IPS-Inter Press Service Deutschland GmbH
IPS-Tagesdienst vom 11. Juni 2015

Guyana: Auf das Schlimmste gefasst sein - 'Kornkammer der Karibik' bereitet sich auf Klimagefahren vor

von Desmond Brown


Bild: © Desmond Brown/IPS

Angelnde Kinder in einem Dorf in Guyana
Bild: © Desmond Brown/IPS

GEORGETOWN (IPS) - Guyana ist der einzige ernährungssichere Mitgliedsstaat der Karibischen Gemeinschaft (CARICOM) und 'Kornkammer' der gesamten Region. Damit das auch so bleibt, will sich das südamerikanische Land rechtzeitig auf die vom Klimawandel ausgehenden Gefahren einstellen.
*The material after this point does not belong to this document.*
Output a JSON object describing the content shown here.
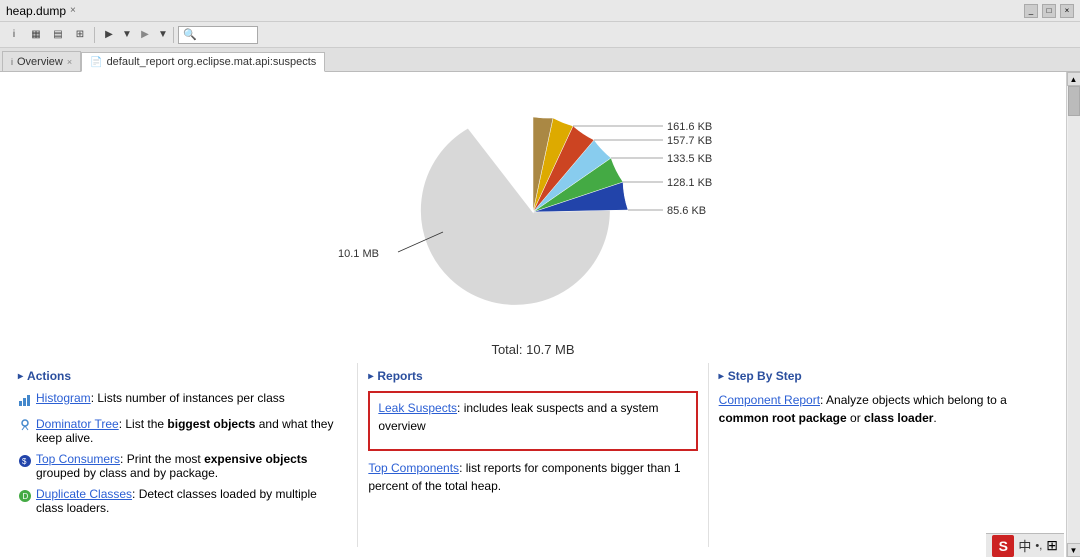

Derzeit generiert die guyanische Landwirtschaft 32 Prozent des nationalen Bruttoinlandsprodukts (BIP) und 37 Prozent der gesamten Exporteinnahmen. Sie beschäftigt ein Drittel der erwerbsfähigen Bevölkerung. Hauptausfuhrgüter sind Zucker und Reis sowie Wald- und Fischereierzeugnisse, die 137 Millionen, 55 Millionen, 70 Millionen beziehungsweise 65 Millionen US-Dollar erwirtschaften. Andere Anbauprodukte und die Viehzucht erzielen jährlich 7,5 Millionen Dollar.

Staatspräsident David Granger will sich nicht auf den wirtschaftlichen Lorbeeren seines Landes ausruhen. Wie er gegenüber IPS berichtete, unterscheiden sich die tiefliegenden Küstengebiete Guyanas klimatisch nur unwesentlich vom Hinterland und den bewaldeten Gebirgsregionen. Niederschläge seien häufig.

Weiter südlich, in Richtung brasilianischer Grenze, sehe die Landschaft völlig anders aus. Dort werde das Bild von Savannen geprägt, in denen sich lang anhaltende Regenzeiten mit langen Trockenperioden abwechselten. Die Küstengebiete hingegen zeichneten sich durch eine lange Trocken- und eine kurze Regenzeit aus. "Wenn wir also vom Klimawandel reden, haben wir es mit einem äußerst komplexen geographischen Phänomen zu tun", erläuterte Granger.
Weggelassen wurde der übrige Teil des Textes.